Bankruptcy is all about full disclosure.  Tell the trustee or court whatever assets you have and in return you receive a full discharge of most debt.  The reason I say most debt is because there are rules re: IRS debt, student loan debt and secured debt such as vehicles, 401k loans, etc.

One thing that is often overlooked is potential consumer claims that a debtor may have in bankruptcy.  Things like claims against credit furnishers, debt collectors etc.  Not only should you disclose these potential claims in order to receive the discharge in bankruptcy, but by failing to disclose the claims you will face hurdles in pursuing them later.

Often a bankruptcy trustee doesn’t want to pursue the claim and simply abandons it.  Then you are free to pursue either during the bankruptcy or thereafter.  You also may have unused exemptions to protect such a claim in case you want to raise it later.

The best practice is to disclose the potential claims to secure abandonment in a Chapter 7 bankruptcy or to ensure vesting in the debtor at confirmation in a Chapter 13.  Disclosure should be made in the schedules, and at the 341 meeting with the trustee.

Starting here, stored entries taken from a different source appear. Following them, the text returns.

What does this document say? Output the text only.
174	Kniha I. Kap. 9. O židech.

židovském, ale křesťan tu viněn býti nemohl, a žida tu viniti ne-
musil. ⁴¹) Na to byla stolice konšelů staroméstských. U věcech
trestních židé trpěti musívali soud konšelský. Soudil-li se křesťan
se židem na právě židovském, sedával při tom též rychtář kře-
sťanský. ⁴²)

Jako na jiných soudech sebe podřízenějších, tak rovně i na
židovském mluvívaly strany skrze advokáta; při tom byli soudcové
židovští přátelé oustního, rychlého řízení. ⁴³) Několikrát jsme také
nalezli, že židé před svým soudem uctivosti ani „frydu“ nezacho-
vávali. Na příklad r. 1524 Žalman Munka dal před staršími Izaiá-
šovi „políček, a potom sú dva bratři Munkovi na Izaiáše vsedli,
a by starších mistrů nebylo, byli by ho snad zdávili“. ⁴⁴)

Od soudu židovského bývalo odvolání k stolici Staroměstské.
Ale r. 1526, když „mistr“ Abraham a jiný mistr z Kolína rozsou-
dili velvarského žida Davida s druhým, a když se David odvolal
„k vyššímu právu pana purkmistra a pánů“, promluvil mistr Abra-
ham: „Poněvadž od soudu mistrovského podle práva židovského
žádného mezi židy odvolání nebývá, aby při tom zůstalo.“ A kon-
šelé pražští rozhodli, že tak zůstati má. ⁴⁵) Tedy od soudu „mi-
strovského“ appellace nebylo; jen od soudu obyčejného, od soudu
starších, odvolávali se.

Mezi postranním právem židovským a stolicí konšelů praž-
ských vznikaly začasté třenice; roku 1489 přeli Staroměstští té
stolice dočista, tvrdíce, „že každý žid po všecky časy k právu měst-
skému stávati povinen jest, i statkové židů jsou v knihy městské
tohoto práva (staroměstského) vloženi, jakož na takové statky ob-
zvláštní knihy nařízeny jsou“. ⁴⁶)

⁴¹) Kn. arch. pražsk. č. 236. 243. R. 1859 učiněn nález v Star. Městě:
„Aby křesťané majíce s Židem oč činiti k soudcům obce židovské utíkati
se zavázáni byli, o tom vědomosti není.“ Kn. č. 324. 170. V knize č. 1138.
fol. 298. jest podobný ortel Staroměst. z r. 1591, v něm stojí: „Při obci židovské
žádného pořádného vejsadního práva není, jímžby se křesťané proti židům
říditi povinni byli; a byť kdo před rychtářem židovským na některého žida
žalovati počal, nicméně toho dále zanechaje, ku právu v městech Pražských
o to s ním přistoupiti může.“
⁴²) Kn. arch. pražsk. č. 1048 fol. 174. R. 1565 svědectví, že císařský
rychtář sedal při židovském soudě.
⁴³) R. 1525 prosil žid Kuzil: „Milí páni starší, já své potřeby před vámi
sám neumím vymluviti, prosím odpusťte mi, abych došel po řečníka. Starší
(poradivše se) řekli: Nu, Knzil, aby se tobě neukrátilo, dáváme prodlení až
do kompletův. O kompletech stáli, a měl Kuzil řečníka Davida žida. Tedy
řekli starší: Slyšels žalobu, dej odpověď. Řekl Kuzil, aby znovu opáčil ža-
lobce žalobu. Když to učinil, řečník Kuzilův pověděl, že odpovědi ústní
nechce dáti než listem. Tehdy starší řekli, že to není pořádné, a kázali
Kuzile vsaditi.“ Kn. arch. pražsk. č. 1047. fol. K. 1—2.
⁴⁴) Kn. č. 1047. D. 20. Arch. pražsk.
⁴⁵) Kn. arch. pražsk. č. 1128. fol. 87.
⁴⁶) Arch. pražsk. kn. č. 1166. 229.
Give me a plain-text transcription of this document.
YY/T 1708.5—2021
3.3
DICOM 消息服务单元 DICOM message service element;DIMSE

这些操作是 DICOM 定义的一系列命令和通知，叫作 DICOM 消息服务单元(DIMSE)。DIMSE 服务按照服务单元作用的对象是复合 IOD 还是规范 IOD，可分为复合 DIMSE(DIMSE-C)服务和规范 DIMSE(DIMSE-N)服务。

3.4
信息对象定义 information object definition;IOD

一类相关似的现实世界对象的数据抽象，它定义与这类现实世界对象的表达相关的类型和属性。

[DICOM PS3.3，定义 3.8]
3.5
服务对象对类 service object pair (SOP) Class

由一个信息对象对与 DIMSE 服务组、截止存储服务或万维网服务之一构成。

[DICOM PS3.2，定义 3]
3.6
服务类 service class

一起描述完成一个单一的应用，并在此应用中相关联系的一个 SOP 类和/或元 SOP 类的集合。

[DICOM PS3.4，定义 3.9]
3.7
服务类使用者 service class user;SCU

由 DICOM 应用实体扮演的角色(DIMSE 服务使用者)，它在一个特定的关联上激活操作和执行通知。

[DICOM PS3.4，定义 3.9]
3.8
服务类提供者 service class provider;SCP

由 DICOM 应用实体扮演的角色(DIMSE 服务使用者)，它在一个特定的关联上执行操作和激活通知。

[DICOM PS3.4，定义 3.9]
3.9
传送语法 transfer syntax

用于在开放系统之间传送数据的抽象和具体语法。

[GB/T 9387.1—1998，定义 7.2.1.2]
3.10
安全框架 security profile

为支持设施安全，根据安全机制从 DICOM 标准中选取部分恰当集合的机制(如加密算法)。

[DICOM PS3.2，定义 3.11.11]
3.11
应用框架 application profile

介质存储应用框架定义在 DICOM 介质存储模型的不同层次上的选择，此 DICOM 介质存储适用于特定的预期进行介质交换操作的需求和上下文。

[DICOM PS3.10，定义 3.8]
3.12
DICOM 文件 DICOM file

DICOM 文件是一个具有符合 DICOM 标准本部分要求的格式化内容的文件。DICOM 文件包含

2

If you don’t schedule the claims and let the trustee know that they exist, certain bars may come up later when you try to pursue. These bars include defenses such as:

  • Standing – the claim should have been property of the estate; and
  • judicial estoppel – since failing to list means that you claimed not to have a causes of action earlier.

Most times these defenses will later be raised successfully by a creditor seeking to dismiss the consumer claims.  Don’t let that happen by failing to disclose them in a bankruptcy.